Because PMTUD depends on ICMP messages surviving the trip back. In many corporate and consumer networks, those messages are blocked, rate-limited, or mangled. MSS clamping removes the dependency.

3) What MSS value should I clamp to?

Use measurement. Find the maximum working IPv4 packet size with DF ping (say, 1392). Subtract 40 bytes for IP+TCP headers: MSS ≈ 1352. Then pick a slightly lower clamp (e.g., 1340–1352) to account for variability.

4) Is lowering tunnel MTU better than MSS clamping?

If you control both tunnel endpoints and clients are consistent, setting the tunnel MTU is clean. In mixed client environments (home networks, roaming laptops), MSS clamping at the gateway is more robust.

5) Can SMB encryption or signing cause this?

It can make packet sizes and throughput behavior change, which might expose an existing MTU problem sooner. But the root is still transport: packets too large for the path and no working feedback.

6) Why does it sometimes fail only one direction?

Asymmetric paths are common: different ISPs, different NAT devices, different filtering rules. One direction might allow ICMP “packet too big” while the return direction drops it.

7) Does this apply to IPv6 too?

Yes. IPv6 relies heavily on ICMPv6 for PMTUD. If you block ICMPv6 “Packet Too Big,” you can create the same black hole behavior, often with even more confusion.

8) Can I just allow fragmentation and be done?

Relying on fragmentation is usually a last resort. It adds overhead, increases loss sensitivity, and can interact badly with firewalls and NAT. Prefer correct MTU and MSS clamping.

9) Why does speed test traffic look fine while SMB hangs?

Different tools use different patterns (multiple flows, different segment sizes, UDP vs TCP). SMB is a long-lived, stateful TCP stream that’s excellent at exposing retransmit-heavy conditions.

10) We use an all-in-one firewall appliance. Where do I apply MSS clamping?

On the policy rule that allows traffic from the inside to the VPN zone/tunnel, or on the VPN interface egress. Vendors name it differently, but the goal is the same: rewrite MSS on SYN packets crossing into the tunnel.

Conclusion: next steps that won’t embarrass you

If your office VPN “mostly works” but large SMB copies hang or RDP file transfers freeze, treat it like an MTU/MSS incident until proven otherwise. Measure path MTU with DF pings. Observe MSS in SYN packets. Clamp MSS at the VPN edge. Then—only then—argue about SMB tuning or storage performance.

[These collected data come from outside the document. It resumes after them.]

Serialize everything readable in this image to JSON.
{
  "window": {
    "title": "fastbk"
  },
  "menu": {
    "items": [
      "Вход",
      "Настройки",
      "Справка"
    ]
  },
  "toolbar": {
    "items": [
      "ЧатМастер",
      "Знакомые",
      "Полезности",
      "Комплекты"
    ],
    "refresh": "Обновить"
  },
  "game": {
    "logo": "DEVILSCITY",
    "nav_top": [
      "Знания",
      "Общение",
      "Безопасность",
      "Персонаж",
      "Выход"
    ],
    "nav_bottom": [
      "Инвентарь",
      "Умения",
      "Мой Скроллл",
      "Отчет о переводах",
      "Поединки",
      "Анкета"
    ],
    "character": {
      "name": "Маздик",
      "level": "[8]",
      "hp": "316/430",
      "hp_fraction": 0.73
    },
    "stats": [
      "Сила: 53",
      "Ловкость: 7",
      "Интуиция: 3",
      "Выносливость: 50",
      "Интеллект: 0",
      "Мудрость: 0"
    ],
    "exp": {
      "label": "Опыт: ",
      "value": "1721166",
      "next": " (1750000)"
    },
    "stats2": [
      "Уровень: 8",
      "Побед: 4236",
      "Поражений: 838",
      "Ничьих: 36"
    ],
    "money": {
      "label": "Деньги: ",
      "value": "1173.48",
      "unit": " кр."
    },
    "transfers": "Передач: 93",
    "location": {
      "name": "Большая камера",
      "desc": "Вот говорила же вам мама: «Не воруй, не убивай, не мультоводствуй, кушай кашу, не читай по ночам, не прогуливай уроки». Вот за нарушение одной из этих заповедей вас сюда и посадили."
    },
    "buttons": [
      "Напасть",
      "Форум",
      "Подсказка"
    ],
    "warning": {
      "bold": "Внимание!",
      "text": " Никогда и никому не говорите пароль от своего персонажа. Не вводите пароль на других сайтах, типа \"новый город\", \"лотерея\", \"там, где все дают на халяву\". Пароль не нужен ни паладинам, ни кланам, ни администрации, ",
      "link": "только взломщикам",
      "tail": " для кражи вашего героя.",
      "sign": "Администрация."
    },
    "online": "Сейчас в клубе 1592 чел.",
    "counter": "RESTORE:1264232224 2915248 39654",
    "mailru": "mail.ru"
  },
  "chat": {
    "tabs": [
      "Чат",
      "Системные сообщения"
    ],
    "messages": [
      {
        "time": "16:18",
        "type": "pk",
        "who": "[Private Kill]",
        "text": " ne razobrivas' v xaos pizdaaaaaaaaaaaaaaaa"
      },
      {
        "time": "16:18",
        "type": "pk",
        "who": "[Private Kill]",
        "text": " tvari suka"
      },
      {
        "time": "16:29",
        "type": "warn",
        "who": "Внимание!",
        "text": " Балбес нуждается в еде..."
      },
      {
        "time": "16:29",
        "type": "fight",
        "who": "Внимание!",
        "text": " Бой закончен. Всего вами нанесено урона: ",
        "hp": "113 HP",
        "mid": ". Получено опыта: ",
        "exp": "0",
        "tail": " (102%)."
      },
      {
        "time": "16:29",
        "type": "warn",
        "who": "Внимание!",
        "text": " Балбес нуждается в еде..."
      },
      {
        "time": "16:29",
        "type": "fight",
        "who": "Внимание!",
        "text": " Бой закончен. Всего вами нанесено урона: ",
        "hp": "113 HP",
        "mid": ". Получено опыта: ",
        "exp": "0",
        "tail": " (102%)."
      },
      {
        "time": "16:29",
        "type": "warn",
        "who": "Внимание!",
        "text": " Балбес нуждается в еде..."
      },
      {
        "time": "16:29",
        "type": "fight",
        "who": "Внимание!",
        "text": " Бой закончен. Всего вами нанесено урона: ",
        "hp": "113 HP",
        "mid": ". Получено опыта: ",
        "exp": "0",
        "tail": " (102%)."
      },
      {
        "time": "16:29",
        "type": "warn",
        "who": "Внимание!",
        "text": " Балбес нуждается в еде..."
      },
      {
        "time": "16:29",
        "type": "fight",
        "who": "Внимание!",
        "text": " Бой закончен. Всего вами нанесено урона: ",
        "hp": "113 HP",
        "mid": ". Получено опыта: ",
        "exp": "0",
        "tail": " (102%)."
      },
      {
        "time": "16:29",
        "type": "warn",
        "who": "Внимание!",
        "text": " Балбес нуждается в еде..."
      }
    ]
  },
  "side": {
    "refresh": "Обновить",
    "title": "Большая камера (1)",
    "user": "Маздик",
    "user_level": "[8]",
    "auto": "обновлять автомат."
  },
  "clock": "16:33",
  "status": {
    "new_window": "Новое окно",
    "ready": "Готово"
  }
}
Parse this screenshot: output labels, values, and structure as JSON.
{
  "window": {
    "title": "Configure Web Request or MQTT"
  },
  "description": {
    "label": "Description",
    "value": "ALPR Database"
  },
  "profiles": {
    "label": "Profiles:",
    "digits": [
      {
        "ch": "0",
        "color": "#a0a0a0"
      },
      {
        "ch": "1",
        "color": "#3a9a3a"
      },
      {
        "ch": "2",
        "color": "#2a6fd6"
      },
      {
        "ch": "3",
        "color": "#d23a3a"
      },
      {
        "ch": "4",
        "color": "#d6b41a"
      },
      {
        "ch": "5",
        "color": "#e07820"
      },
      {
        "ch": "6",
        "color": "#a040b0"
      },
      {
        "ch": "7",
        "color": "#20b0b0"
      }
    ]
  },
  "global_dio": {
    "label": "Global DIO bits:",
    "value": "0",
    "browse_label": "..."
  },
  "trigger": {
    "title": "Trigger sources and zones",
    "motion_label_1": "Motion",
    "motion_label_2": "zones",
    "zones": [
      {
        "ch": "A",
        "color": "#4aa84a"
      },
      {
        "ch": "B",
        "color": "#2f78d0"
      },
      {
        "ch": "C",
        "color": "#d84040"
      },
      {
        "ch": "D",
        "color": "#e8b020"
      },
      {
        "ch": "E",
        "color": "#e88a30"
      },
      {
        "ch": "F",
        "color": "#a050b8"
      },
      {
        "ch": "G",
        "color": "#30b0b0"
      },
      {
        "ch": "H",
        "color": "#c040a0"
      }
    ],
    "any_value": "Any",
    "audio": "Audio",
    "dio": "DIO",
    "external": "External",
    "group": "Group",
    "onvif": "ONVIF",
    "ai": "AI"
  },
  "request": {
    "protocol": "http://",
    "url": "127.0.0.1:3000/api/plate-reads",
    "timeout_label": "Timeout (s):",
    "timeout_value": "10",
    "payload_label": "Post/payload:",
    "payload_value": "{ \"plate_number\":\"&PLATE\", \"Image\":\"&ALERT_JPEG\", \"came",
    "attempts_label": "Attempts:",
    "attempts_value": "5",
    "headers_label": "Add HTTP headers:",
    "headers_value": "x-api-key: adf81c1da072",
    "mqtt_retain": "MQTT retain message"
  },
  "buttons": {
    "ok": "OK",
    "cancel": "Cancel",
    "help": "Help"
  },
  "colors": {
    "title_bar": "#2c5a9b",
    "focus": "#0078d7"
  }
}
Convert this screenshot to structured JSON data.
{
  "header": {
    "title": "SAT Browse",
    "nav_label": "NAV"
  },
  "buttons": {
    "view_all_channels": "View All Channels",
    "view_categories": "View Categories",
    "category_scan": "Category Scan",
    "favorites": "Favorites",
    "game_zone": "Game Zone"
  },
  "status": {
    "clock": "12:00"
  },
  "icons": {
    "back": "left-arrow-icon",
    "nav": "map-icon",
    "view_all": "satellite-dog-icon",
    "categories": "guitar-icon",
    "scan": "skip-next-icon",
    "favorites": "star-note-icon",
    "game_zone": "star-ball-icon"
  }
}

Next steps you can do today:

  1. Run a DF ping test across the VPN and record the largest working payload.
  2. Capture a SYN and confirm what MSS is being advertised.
  3. Implement MSS clamping on the VPN gateway for tunnel-bound traffic.
  4. Optionally adjust the tunnel interface MTU to match reality.
  5. Write down your chosen MTU/MSS values and the measurement behind them. Future you will want receipts.